KAIST Suspends Star Bio-Scientist
By Cho Jin-seo
Staff Reporter
KAIST said Friday that it has indefinitely suspended bioscience professor Kim Tae-kook for the fabrication of data in two papers, which were published in renowned international journals and hailed as breakthrough research.
The university's investigative committee said it had looked into the matter over the past two weeks and found that Kim used bogus data in the two papers, published in Science and Nature Chemicalbiology in between 2005 and 2006.
It is the second time in three years that Science has been entangled with faulty papers written by Korean scientists.
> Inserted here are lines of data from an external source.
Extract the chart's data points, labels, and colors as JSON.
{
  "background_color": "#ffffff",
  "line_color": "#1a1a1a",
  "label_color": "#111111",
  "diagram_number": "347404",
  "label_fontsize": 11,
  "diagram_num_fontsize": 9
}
The magazine had to retract two papers written by Hwang Woo-suk in January 2006 after his stem-cell cloning research was found to have faked data.
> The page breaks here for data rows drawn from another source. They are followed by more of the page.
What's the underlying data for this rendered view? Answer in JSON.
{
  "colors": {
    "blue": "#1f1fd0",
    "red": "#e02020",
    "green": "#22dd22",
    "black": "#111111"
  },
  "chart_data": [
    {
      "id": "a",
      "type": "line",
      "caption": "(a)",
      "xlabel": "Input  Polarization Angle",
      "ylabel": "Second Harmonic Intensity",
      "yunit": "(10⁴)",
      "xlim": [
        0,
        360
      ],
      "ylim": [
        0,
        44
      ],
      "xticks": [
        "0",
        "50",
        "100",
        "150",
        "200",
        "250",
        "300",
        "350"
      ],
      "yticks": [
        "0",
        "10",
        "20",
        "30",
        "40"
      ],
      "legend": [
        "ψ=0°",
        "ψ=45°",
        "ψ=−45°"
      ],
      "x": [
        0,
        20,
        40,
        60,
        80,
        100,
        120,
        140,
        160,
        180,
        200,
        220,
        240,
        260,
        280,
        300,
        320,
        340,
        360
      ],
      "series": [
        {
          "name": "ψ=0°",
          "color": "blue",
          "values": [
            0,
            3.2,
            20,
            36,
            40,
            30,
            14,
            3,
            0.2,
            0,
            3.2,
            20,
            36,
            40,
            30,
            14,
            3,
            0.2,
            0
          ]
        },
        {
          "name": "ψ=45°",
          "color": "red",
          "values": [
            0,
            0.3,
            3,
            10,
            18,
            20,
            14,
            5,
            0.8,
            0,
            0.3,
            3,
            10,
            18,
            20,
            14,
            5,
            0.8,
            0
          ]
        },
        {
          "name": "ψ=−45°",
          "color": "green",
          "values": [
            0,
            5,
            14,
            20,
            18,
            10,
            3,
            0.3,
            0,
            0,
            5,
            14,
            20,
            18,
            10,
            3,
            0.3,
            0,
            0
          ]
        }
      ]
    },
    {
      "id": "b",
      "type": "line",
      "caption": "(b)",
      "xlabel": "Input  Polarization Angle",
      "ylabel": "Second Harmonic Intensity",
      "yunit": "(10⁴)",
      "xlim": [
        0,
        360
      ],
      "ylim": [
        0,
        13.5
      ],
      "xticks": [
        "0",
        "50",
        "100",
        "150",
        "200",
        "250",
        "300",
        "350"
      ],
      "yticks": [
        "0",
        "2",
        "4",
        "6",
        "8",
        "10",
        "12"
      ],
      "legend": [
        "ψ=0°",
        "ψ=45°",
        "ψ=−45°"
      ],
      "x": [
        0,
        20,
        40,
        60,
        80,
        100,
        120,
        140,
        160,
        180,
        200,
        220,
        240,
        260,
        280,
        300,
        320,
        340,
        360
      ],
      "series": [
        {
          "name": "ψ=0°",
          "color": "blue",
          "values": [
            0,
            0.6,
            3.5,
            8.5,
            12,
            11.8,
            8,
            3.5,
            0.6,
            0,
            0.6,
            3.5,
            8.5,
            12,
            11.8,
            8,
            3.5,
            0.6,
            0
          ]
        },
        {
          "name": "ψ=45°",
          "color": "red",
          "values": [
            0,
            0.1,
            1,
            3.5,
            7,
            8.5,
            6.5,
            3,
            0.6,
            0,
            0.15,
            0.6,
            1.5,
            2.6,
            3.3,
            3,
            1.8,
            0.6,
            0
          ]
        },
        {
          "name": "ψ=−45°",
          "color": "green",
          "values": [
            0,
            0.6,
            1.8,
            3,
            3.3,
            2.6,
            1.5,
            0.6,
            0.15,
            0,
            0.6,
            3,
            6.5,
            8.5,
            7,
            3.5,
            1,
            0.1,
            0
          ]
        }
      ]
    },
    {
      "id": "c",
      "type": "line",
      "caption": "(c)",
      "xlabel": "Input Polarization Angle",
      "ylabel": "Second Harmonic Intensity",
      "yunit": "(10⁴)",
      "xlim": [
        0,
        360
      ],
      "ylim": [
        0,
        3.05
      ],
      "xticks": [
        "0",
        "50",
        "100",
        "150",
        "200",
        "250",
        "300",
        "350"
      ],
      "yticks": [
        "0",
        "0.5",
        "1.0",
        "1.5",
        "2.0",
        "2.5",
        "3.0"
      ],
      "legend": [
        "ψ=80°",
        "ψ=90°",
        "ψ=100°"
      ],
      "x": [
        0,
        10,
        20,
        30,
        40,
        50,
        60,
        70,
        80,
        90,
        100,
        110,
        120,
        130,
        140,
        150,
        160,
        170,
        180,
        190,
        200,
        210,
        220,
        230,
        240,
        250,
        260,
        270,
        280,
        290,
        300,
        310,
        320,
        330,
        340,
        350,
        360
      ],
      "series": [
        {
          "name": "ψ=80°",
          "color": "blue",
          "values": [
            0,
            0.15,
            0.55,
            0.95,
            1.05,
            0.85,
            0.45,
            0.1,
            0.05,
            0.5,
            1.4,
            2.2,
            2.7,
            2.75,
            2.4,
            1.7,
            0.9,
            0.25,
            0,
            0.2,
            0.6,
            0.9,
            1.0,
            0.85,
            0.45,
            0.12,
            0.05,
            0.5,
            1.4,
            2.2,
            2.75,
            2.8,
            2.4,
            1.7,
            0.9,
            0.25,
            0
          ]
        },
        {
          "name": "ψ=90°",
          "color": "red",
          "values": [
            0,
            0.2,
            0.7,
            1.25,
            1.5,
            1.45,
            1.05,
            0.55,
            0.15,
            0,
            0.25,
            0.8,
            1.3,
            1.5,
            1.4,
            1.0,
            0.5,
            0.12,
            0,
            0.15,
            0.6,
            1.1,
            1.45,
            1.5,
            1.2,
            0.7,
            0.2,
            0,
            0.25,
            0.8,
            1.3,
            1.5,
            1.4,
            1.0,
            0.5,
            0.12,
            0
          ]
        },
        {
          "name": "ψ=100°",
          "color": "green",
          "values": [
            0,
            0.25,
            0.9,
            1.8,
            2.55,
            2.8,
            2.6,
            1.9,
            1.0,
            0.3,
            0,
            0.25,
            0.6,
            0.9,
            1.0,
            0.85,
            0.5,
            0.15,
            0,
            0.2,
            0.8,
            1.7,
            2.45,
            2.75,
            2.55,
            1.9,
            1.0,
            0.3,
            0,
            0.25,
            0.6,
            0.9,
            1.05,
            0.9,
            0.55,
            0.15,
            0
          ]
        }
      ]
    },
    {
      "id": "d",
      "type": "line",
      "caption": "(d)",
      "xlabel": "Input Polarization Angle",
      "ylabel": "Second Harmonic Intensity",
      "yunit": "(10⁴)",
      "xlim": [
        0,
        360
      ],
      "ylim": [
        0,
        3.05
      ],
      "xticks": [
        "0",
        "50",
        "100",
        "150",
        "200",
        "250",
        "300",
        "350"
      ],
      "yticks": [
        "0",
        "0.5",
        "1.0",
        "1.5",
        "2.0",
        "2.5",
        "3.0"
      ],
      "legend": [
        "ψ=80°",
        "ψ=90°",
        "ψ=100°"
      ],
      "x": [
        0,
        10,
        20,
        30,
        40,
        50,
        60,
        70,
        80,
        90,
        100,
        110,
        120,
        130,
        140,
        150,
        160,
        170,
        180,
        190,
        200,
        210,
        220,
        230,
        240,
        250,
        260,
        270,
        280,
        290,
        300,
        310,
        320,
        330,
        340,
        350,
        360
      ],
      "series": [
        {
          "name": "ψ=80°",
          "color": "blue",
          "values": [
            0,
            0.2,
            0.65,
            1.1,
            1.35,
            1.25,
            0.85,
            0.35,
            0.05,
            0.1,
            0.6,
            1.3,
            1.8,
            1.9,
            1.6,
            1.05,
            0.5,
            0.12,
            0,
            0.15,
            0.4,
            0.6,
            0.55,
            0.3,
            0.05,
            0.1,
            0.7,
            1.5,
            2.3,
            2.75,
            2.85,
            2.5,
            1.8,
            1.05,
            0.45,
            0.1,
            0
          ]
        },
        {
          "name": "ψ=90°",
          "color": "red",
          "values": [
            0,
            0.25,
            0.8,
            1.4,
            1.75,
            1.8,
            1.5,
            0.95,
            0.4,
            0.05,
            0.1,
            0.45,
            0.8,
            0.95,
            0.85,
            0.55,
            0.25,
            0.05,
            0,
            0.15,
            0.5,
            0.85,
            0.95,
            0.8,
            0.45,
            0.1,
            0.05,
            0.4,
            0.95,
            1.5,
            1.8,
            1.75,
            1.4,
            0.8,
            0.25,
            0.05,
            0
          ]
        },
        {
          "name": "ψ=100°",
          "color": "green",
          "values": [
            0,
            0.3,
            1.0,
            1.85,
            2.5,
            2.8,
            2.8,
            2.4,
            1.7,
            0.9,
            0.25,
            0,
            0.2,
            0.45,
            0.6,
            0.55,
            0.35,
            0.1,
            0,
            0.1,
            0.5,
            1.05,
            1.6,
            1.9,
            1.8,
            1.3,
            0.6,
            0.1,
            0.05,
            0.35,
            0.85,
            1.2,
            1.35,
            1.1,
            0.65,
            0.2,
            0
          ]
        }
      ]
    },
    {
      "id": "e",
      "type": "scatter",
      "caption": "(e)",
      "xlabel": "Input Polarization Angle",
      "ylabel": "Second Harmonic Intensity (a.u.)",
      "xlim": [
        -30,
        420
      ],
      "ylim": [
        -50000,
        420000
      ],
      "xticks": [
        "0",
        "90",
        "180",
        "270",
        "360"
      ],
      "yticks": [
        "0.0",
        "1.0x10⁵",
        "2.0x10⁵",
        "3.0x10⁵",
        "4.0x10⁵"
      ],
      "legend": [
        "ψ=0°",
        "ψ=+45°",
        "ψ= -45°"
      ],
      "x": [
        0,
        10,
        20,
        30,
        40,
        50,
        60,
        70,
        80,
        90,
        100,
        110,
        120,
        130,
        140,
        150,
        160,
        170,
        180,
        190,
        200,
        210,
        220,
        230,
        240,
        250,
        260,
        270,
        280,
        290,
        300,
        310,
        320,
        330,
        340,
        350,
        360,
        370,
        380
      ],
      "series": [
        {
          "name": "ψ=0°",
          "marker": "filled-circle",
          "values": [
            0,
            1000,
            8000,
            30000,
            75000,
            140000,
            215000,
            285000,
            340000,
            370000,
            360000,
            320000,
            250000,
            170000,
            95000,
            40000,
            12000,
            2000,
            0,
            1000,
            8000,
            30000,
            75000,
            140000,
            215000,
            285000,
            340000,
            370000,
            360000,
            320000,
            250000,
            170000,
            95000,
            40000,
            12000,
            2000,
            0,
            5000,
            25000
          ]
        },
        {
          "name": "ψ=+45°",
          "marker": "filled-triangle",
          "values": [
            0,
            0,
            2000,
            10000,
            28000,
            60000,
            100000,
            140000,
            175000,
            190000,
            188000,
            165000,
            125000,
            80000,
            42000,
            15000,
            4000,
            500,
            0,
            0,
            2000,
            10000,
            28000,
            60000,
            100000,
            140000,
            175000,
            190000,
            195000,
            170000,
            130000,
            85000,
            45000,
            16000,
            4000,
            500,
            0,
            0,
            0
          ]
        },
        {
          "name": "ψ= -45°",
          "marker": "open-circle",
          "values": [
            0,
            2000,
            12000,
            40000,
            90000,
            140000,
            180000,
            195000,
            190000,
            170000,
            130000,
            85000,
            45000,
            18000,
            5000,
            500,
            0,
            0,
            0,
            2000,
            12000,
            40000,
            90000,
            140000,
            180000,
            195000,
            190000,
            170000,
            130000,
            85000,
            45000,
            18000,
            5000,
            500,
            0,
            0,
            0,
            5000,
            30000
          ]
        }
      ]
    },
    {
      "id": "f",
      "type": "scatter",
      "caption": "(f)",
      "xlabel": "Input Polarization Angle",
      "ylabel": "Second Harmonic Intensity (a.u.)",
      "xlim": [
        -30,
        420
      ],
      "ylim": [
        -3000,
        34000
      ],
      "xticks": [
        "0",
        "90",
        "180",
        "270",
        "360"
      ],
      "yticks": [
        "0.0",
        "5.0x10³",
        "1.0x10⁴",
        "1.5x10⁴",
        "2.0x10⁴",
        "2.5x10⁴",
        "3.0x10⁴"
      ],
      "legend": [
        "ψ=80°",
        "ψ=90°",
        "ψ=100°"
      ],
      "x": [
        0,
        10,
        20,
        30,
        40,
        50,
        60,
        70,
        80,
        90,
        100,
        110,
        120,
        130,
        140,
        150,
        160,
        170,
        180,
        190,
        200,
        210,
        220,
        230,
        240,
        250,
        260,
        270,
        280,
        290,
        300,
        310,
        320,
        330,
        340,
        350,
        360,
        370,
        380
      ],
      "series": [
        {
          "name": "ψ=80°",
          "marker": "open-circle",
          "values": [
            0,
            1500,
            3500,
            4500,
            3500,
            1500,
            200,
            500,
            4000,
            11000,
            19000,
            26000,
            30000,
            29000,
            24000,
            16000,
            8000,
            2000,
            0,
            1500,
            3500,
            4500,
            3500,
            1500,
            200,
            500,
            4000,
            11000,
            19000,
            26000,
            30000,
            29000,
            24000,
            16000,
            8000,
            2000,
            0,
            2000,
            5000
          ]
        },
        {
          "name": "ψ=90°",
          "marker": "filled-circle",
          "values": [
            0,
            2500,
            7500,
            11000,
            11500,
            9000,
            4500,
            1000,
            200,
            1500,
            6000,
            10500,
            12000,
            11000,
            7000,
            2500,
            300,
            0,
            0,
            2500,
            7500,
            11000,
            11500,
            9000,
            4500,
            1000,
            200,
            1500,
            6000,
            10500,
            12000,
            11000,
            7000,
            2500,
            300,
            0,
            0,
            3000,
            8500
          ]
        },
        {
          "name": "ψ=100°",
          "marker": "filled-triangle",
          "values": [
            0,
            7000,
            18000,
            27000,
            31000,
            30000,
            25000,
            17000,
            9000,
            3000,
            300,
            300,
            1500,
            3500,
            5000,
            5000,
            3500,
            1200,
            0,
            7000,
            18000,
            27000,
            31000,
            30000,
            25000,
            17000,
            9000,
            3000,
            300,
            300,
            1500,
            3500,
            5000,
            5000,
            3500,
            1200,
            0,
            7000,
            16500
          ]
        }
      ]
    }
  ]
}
Kim's 2006 paper suggested ideas for increasing the human lifespan by ``reprogramming'' cells ― the research earned him much publicity. South Korea's President Roh Moo-hyun invited him to the Blue House and KAIST President Suh Nam-pyo praised him as one of the most likely Korean candidates to win the Nobel Prize.
It was one of Kim's students who first suspected the credibility of Kim's research, the school said.
``A postgraduate student, who was a co-author of the paper, notified the school that he tried to replicate some of the experiments in the paper several times but couldn't,'' said Lee Gyun-min, professor and the department chief of Biological Sciences. ``We summoned other authors and found that there were false data analyses in the two papers. We also have strong evidence that these were deliberately done under Kim's supervision.''
Lee said the department will decide later whether they will fire Kim. The school could not reach Kim and he is believed to be staying in the United States, he said. Kim's office didn't answer phone calls on Friday afternoon and he didn't answer an e-mail by the evening.
Kim's studies were focused on molecular genomics and medicines. The first of the two controversial papers was ``A Magnetic Nanoprobe Technology for Detecting Molecular Interactions in Live Cells'' published in Science in July 2005; the second was ``Small Molecule-Based Reversible Reprogramming of Cellular Lifespan'' released in Nature Chemicalbiology in February 2006.
The department chief said that he has notified both journals about the problems. ``They will treat this issue according to their own standards and procedures,'' he said.
Kim had had a bitter history with the school. They have been in a feud over the ownership of some biomedicine patents. Kim had been suspended for six months up to January for violating the school's patent registration regulations.
Kim graduated from Seoul National University in 1987. He earned a masters degree from the same school and a Ph.D from the Rockefeller University in New York.